Bangla-REX: A Distinct Dataset for Relation Extraction
Description
The dataset is grounded in theoretical and methodological frameworks that emphasize the importance of structured knowledge bases and annotated corpora for effective relation extraction. To generate this dataset, we compiled a comprehensive Bangla Knowledge Base (KB) consisting of 63,256 entries, which serves as a foundation for automating the labeling process with relation tags. The corpus itself is extensive, comprising 90,441 text entries that have been meticulously processed to include Named Entity Recognition (NER) and Part-of-Speech (POS) tagging, ensuring that it is ready for immediate use in relation extraction tasks. Additionally, we developed mnemonics for 440 distinct locations in Bangla, specifically tailored to enhance performance in location-based relation extraction.

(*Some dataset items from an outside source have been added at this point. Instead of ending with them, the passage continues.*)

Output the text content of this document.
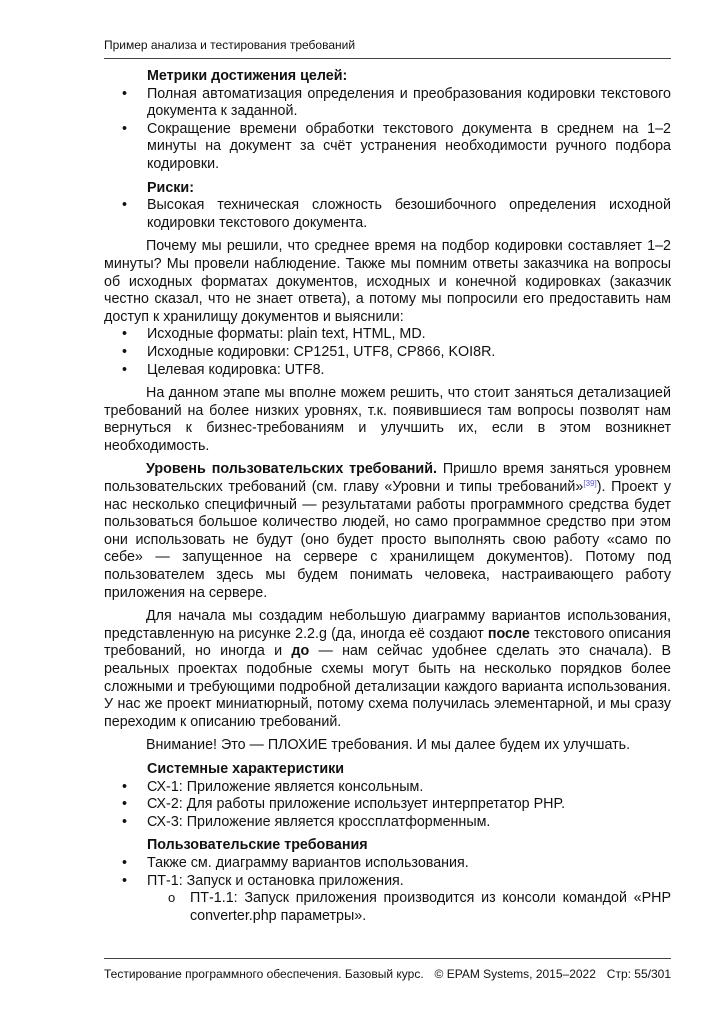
Пример анализа и тестирования требований
Метрики достижения целей:
• Полная автоматизация определения и преобразования кодировки текстового документа к заданной.
• Сокращение времени обработки текстового документа в среднем на 1–2 минуты на документ за счёт устранения необходимости ручного подбора кодировки.
Риски:
• Высокая техническая сложность безошибочного определения исходной кодировки текстового документа.

Почему мы решили, что среднее время на подбор кодировки составляет 1–2 минуты? Мы провели наблюдение. Также мы помним ответы заказчика на вопросы об исходных форматах документов, исходных и конечной кодировках (заказчик честно сказал, что не знает ответа), а потому мы попросили его предоставить нам доступ к хранилищу документов и выяснили:

• Исходные форматы: plain text, HTML, MD.
• Исходные кодировки: CP1251, UTF8, CP866, KOI8R.
• Целевая кодировка: UTF8.

На данном этапе мы вполне можем решить, что стоит заняться детализацией требований на более низких уровнях, т.к. появившиеся там вопросы позволят нам вернуться к бизнес-требованиям и улучшить их, если в этом возникнет необходимость.

Уровень пользовательских требований. Пришло время заняться уровнем пользовательских требований (см. главу «Уровни и типы требований»[39]). Проект у нас несколько специфичный — результатами работы программного средства будет пользоваться большое количество людей, но само программное средство при этом они использовать не будут (оно будет просто выполнять свою работу «само по себе» — запущенное на сервере с хранилищем документов). Потому под пользователем здесь мы будем понимать человека, настраивающего работу приложения на сервере.

Для начала мы создадим небольшую диаграмму вариантов использования, представленную на рисунке 2.2.g (да, иногда её создают после текстового описания требований, но иногда и до — нам сейчас удобнее сделать это сначала). В реальных проектах подобные схемы могут быть на несколько порядков более сложными и требующими подробной детализации каждого варианта использования. У нас же проект миниатюрный, потому схема получилась элементарной, и мы сразу переходим к описанию требований.

Внимание! Это — ПЛОХИЕ требования. И мы далее будем их улучшать.

Системные характеристики
• СХ-1: Приложение является консольным.
• СХ-2: Для работы приложение использует интерпретатор PHP.
• СХ-3: Приложение является кроссплатформенным.
Пользовательские требования
• Также см. диаграмму вариантов использования.
• ПТ-1: Запуск и остановка приложения.
o ПТ-1.1: Запуск приложения производится из консоли командой «PHP converter.php параметры».
Тестирование программного обеспечения. Базовый курс. © EPAM Systems, 2015–2022 Стр: 55/301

These mnemonics are particularly beneficial in the context of distant supervision-based relation extraction, where they help in establishing clear associations between locations and their corresponding entities or contexts.
Files
Steps to reproduce
We created a knowledge base from Bangla Wikidata and compiled text from Bangla Wikipedia and other online sources to build our corpus. We then performed Named Entity Recognition (NER) and Part-of-Speech (POS) tagging for efficient relation extraction. Subsequently, we manually curated location mnemonics in Bangla to enhance our dataset.